I Didn't Know How Much I Love You, Lord
I would have been married ten years this year on November 7. The beautiful fall day we were married on will never escape my memory. But I am not celebrating that anniversary for I am the cast off, forsaken wife. The one a man left. The one God took away from me too soon.
I am that woman.
I am the one who mourns a love I once had that I fear I will never have again.
I am the one who eats and sleeps alone, no longer with someone by my side.
I am the one lacks someone to have and to hold.
I am the one who at times is suffocatingly lonely.
Are you that woman too?
One day recently after another dark night of mourning, the words of Isaiah pierced my heart:
Do not fear, you shall not be put to shame; do not be discouraged, you shall not be disgraced. For the shame of your youth you shall forget, the reproach of your widowhood no longer remember. For your husband is your Maker; the Lord of hosts is his name, Your redeemer, the Holy One of Israel, called God of all the earth. The Lord calls you back, like a wife forsaken and grieved in spirit, a wife married in youth and the cast off, says your God. For a brief moment I abandoned you, but with great tenderness I will take you back.
Isaiah 54: 4-7
My forsakenness has taught me that we women who are cast off have a special place in the Lord’s heart. He will show his tenderness and care for us, if we accept His love for us. He has a special plan for our lives. Our being cast off is not the end of the story.

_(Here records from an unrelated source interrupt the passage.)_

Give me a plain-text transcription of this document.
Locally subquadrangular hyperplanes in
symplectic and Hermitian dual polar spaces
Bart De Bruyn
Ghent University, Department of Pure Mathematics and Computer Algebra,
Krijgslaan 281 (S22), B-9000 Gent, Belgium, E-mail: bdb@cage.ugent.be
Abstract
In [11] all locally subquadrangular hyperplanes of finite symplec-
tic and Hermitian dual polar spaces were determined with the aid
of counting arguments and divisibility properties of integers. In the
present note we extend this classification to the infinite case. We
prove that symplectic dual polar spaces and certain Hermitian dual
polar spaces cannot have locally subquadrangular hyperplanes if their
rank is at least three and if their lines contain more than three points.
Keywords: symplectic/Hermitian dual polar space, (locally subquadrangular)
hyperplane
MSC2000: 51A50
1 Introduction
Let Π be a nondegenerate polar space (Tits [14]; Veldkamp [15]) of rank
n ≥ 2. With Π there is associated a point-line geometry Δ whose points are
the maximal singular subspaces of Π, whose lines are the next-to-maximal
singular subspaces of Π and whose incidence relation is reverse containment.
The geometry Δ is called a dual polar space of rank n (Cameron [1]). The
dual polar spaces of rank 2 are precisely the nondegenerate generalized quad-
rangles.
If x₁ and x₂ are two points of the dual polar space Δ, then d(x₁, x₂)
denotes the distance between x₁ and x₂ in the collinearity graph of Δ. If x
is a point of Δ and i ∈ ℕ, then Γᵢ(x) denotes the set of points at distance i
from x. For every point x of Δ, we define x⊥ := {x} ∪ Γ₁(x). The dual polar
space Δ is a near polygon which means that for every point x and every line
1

It may be the beginning of a new one.
It’s curious to me that in the past three years, as I’ve processed my forsakenness, I have encountered many stories of women saints who found themselves widowed or husbandless at some point in their lives and found their second vocation as a bride and servant of Christ.
God penetrated their being and their hearts, and used them in a new way -- a greater way.
Could it be that your forsakenness is an open door to know, love and serve your Maker in a deeper way -- to come to know a love and union that goes beyond that of married love?
Could it be that the person who cast you off, who saw no value in you, and didn’t want to love you anymore, actually cast you deeper into the heart of God? Into the heart of the only One who will never stop loving you?
Ponder these thoughts, woman of God, and be forsaken no more.